Taking Time Off with Family

By Dr. Jeff Mirus (bio - articles - send a comment) | June 19, 2005 4:25 PM

Once a year I try to get the whole family together for a week at some relaxing vacation spot. By “the whole family”, in this case, I mean my wife and myself, the children we still have at home, and our married children, their spouses and their children. We are especially blessed in that we all get along and we all share the same values. This year we rented a house in St. Michaels, Maryland, on the Miles River, which flows quickly into the Chesapeake Bay. Just two hours from home, this location provides a complete change of scene and of pace, so critical to relaxation. It is also a good sailing spot, and I could leave my little trailerable sailboat in the water for the week, so I didn’t have to unload it and rig it each time it was used.

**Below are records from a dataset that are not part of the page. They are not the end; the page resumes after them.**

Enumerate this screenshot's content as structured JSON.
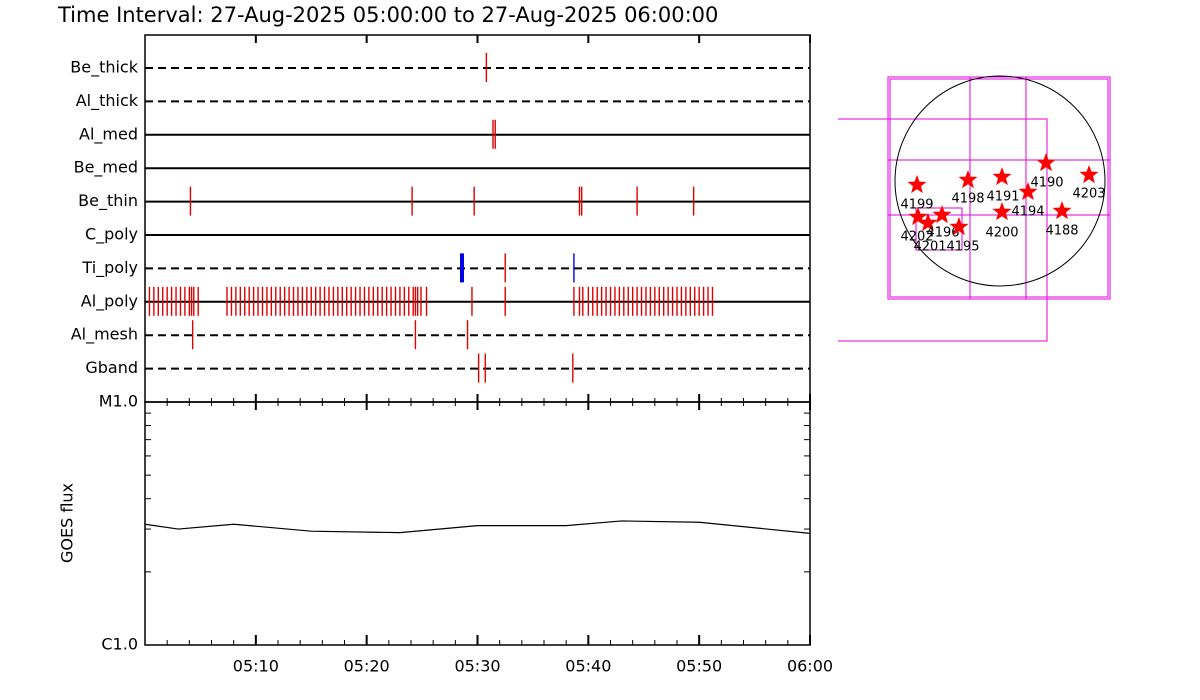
{
  "chart_data": [
    {
      "type": "events",
      "title": "Time Interval: 27-Aug-2025 05:00:00 to 27-Aug-2025 06:00:00",
      "event_color": "#e00000",
      "xlim": [
        0,
        60
      ],
      "rows": [
        {
          "name": "Be_thick",
          "style": "dashed",
          "times": [
            30.8
          ]
        },
        {
          "name": "Al_thick",
          "style": "dashed",
          "times": []
        },
        {
          "name": "Al_med",
          "style": "solid",
          "times": [
            31.4,
            31.6
          ]
        },
        {
          "name": "Be_med",
          "style": "solid",
          "times": []
        },
        {
          "name": "Be_thin",
          "style": "solid",
          "times": [
            4.1,
            24.1,
            29.7,
            39.2,
            39.4,
            44.4,
            49.5
          ]
        },
        {
          "name": "C_poly",
          "style": "solid",
          "times": []
        },
        {
          "name": "Ti_poly",
          "style": "dashed",
          "times": [
            28.6,
            32.5,
            38.7
          ],
          "colors": [
            "#0000e0",
            "#e00000",
            "#0000e0"
          ]
        },
        {
          "name": "Al_poly",
          "style": "solid",
          "times": [
            0.4,
            0.8,
            1.2,
            1.6,
            2.0,
            2.4,
            2.8,
            3.2,
            3.6,
            4.0,
            4.2,
            4.4,
            4.8,
            7.4,
            7.8,
            8.2,
            8.6,
            9.0,
            9.4,
            9.8,
            10.2,
            10.6,
            11.0,
            11.4,
            11.8,
            12.2,
            12.6,
            13.0,
            13.4,
            13.8,
            14.2,
            14.6,
            15.0,
            15.4,
            15.8,
            16.2,
            16.6,
            17.0,
            17.4,
            17.8,
            18.2,
            18.6,
            19.0,
            19.4,
            19.8,
            20.2,
            20.6,
            21.0,
            21.4,
            21.8,
            22.2,
            22.6,
            23.0,
            23.4,
            23.8,
            24.2,
            24.4,
            24.6,
            24.9,
            25.4,
            29.5,
            32.5,
            38.7,
            39.2,
            39.5,
            40.0,
            40.4,
            40.8,
            41.2,
            41.6,
            42.0,
            42.4,
            42.8,
            43.2,
            43.6,
            44.0,
            44.4,
            44.8,
            45.2,
            45.6,
            46.0,
            46.4,
            46.8,
            47.2,
            47.6,
            48.0,
            48.4,
            48.8,
            49.2,
            49.6,
            50.0,
            50.4,
            50.8,
            51.2
          ]
        },
        {
          "name": "Al_mesh",
          "style": "dashed",
          "times": [
            4.3,
            24.4,
            29.1
          ]
        },
        {
          "name": "Gband",
          "style": "dashed",
          "times": [
            30.1,
            30.7,
            38.6
          ]
        }
      ]
    },
    {
      "type": "line",
      "ylabel": "GOES flux",
      "x": [
        0,
        3,
        8,
        15,
        23,
        30,
        38,
        43,
        50,
        60
      ],
      "values": [
        3.14e-06,
        3e-06,
        3.14e-06,
        2.94e-06,
        2.9e-06,
        3.1e-06,
        3.1e-06,
        3.24e-06,
        3.2e-06,
        2.88e-06
      ],
      "color": "#000000",
      "log_scale": true,
      "xlim": [
        0,
        60
      ],
      "xticks": [
        {
          "value": 10,
          "label": "05:10"
        },
        {
          "value": 20,
          "label": "05:20"
        },
        {
          "value": 30,
          "label": "05:30"
        },
        {
          "value": 40,
          "label": "05:40"
        },
        {
          "value": 50,
          "label": "05:50"
        },
        {
          "value": 60,
          "label": "06:00"
        }
      ],
      "ylim": [
        1e-06,
        1e-05
      ],
      "yticks": [
        {
          "value": 1e-06,
          "label": "C1.0"
        },
        {
          "value": 1e-05,
          "label": "M1.0"
        }
      ]
    }
  ],
  "map": {
    "marker_color": "#ff0000",
    "regions": [
      {
        "label": "4199"
      },
      {
        "label": "4198"
      },
      {
        "label": "4191"
      },
      {
        "label": "4190"
      },
      {
        "label": "4203"
      },
      {
        "label": "4194"
      },
      {
        "label": "4188"
      },
      {
        "label": "4200"
      },
      {
        "label": "4202"
      },
      {
        "label": "4201"
      },
      {
        "label": "4196"
      },
      {
        "label": "4195"
      }
    ]
  }
}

We have a variety of interests and maturity levels in our group of 13 (ages 1 to 57), and we also enjoyed a visit from my wife’s parents, who are celebrating their 80th birthdays this year. Because of this variety, we always try to select a location with diverse recreational opportunities. St. Michaels, with its lovely harbor at the mouth of the Miles looking out onto the Eastern Bay, and with its many shops and restaurants, makes a great getaway. Nearby Easton has more shops and restaurants. Easton has something else as well: a fine old parish in Sts. Peter and Paul, which also supports a mission in St. Michaels. The availability of daily Mass, our evening family rosaries, and shared meals, recreation, and child care combine to create a week away which not only gives everyone a break but strengthens family ties.

To be sure, shared values and a common spirituality are necessary to make a week together work at such close quarters. But within this framework, it can work very well indeed. I mention the shared values and common spirituality because where there are substantial differences in values and lifestyle, the stresses will surely make true relaxation impossible. In such situations, one would need far more space—separate accommodations for different family groups—and far more independent time in order to enjoy one another’s company in peace. Where the spiritual bonds are stronger, however, inessential differences are seldom stressful. For example, people can go their own ways recreationally at times without any chafing. Everybody helps out and all get chances to unwind in the ways they like best.

For me, of course, sailing was a top priority. Last Fall I purchased a used 16 foot sailboat on a trailer, a Precision 165, which will carry four or five adults comfortably, but can be sailed easily single-handed. This Spring was my first season on the water, and this vacation on the Chesapeake Bay was my first opportunity to leave the boat in the water for days at a time. Winds were annoyingly light at the beginning of the week, but they rose to around 15 mph by mid-week and stayed there, which was all it took to give us hours of enjoyment. In a play on words, we named our little boat ‘Spray. Spray was the name of the 34-foot sloop which Joshua Slocum sailed around the world in the 1890’s. (Slocum wrote an extremely literate and very interesting book about his experiences, Sailing Alone Around the World.) By putting a leading apostrophe into the name, we tried to capture not only Slocum’s experience but our own inexperience, for the name is also a shortened form of “Let’s pray”.

The things I learned about sailing, including the bilge pumping I had to do because the boat leaks around the bow eye, are perhaps best reserved for another time, or another venue, though opening up a discussion of various forms of recreation among our users would be no bad thing. In any case, all of this was in the context of family. Or, perhaps more to the point, it was in the context of Christian family, which is a great blessing, never to be taken for granted, not even for a moment.